Tom Mullooly: So I’ve seen several headlines in just the last few days saying the very same thing that you just echoed and people point out that markets tend to go up over time. I began writing a new blog post this morning, and then I just scrapped it because I could basically sum it up with that line I just said: the markets go up over time. What I wanted to do was show when Mondale was running against Reagan in ’84 where the Dow was, and then where it was in ’88, ’92, ’96, 2000 and go straight through to today. We know the answer. I think in 2008, that was maybe the only time where the market might have been lower than it was in 2004.
Tim Mullooly: Yeah. We put up a blog post on the Mullooly Asset Management website, I think it was last week or the week before, and it outlined, I think, going back to the eighties, the performance of the stock market under whoever was president. I think you’re right, George W. Bush was the only one that it was negative.
Tom Mullooly: I’m not trying to defend him, but I think his number would have been close to flat if we didn’t have this collapse in 2008.

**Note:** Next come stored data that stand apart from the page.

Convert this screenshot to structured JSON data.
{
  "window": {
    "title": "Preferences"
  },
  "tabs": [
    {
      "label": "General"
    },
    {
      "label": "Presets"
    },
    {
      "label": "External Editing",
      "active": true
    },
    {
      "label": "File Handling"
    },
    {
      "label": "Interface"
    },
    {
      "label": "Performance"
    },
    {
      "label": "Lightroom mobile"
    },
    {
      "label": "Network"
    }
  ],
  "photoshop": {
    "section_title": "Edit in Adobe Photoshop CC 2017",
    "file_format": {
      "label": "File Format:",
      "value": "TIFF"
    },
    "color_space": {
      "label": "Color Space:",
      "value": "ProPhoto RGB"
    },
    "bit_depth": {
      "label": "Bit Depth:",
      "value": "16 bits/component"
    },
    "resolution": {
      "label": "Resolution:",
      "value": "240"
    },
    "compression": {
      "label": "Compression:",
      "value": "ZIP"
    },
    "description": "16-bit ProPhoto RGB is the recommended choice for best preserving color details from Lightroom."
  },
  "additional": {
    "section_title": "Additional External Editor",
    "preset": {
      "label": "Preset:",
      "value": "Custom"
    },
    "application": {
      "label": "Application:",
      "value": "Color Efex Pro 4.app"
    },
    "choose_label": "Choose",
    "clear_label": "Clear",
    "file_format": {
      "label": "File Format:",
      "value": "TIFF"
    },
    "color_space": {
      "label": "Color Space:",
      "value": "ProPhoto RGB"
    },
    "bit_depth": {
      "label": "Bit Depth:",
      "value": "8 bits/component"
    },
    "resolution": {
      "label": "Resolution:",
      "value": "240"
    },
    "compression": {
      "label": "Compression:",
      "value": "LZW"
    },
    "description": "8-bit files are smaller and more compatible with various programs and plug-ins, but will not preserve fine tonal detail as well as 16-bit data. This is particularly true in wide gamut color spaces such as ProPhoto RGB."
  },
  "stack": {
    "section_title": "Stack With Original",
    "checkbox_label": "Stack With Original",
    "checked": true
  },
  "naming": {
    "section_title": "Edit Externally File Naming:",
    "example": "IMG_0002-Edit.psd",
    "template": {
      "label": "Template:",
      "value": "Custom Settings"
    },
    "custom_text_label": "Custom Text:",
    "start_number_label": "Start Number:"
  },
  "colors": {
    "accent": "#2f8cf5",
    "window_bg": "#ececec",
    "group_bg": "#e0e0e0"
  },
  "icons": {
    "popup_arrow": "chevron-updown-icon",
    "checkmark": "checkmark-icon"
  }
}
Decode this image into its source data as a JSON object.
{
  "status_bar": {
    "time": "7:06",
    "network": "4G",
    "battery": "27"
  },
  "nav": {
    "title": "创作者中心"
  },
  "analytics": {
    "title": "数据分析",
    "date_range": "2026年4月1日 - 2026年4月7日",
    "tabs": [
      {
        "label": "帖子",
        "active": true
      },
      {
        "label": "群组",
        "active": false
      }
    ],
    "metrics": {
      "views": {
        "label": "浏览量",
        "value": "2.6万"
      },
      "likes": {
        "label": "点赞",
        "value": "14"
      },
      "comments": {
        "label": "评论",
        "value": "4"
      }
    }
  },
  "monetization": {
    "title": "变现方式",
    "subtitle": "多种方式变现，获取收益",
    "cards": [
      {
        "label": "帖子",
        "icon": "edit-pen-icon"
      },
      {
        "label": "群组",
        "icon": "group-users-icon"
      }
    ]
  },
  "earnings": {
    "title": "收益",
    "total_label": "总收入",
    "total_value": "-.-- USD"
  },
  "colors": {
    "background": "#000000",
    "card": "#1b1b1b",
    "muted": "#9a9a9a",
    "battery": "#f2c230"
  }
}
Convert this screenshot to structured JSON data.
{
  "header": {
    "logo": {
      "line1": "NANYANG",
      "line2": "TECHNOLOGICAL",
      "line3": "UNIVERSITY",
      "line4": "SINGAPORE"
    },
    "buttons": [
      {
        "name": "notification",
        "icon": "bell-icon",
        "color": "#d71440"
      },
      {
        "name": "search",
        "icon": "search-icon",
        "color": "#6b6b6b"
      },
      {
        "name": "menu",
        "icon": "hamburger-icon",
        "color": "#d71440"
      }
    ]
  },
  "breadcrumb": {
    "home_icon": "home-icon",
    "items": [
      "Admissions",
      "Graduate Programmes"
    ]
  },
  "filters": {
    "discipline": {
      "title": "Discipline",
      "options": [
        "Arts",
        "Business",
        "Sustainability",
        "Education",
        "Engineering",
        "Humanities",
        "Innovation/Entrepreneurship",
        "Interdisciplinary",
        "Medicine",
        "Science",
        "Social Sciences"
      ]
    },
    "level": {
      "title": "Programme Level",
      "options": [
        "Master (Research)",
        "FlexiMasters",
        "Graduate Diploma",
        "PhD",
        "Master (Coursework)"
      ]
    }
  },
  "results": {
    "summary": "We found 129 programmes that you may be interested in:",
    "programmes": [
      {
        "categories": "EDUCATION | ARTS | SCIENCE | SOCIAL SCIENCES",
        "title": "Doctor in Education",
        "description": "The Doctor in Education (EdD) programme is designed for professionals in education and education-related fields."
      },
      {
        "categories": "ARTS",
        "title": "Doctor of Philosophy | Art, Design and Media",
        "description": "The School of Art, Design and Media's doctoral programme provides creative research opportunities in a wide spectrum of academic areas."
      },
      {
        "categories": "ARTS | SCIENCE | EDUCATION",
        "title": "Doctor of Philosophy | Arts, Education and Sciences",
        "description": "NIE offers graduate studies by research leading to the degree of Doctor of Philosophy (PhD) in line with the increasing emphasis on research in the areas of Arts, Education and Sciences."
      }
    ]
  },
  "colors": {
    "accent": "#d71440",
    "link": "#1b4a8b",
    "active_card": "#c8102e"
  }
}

Tim Mullooly: Right. Yeah, that’s not a knock on George W. Bush and it’s not a commentary on any other president, regardless of what party they’re in. We’ve talked about how presidents tend to be the scapegoats when things go bad. They get too much credit when things go really well, and they get too much blame when things go really bad. These things that happened in the country while these people are president, it’s not 100% their fault or 100% not their fault. So to pin all of the stock market performance on George W. Bush or on Bill Clinton or Obama or Trump, it’s not as cut and dry as people like to make it out to be. We always talk about how the market wants one narrative.
The market sold off last week, whether that was because of the election coming up or not. There’s also the point that the market pretty much went straight up from March until September or October. So maybe it just needed a breather. There’s always a handful of different narratives to put on why the market does what it does, and I think assigning the outcome of an election or a political party to one or the other is irresponsible.
Tom Mullooly: It’s weak. Yeah. People don’t buy and people don’t sell all for the same one reason. Everybody’s got different reasons. Okay. That’s going to wrap up episode 330. Thanks again for tuning in, and we will catch up with you on our next podcast.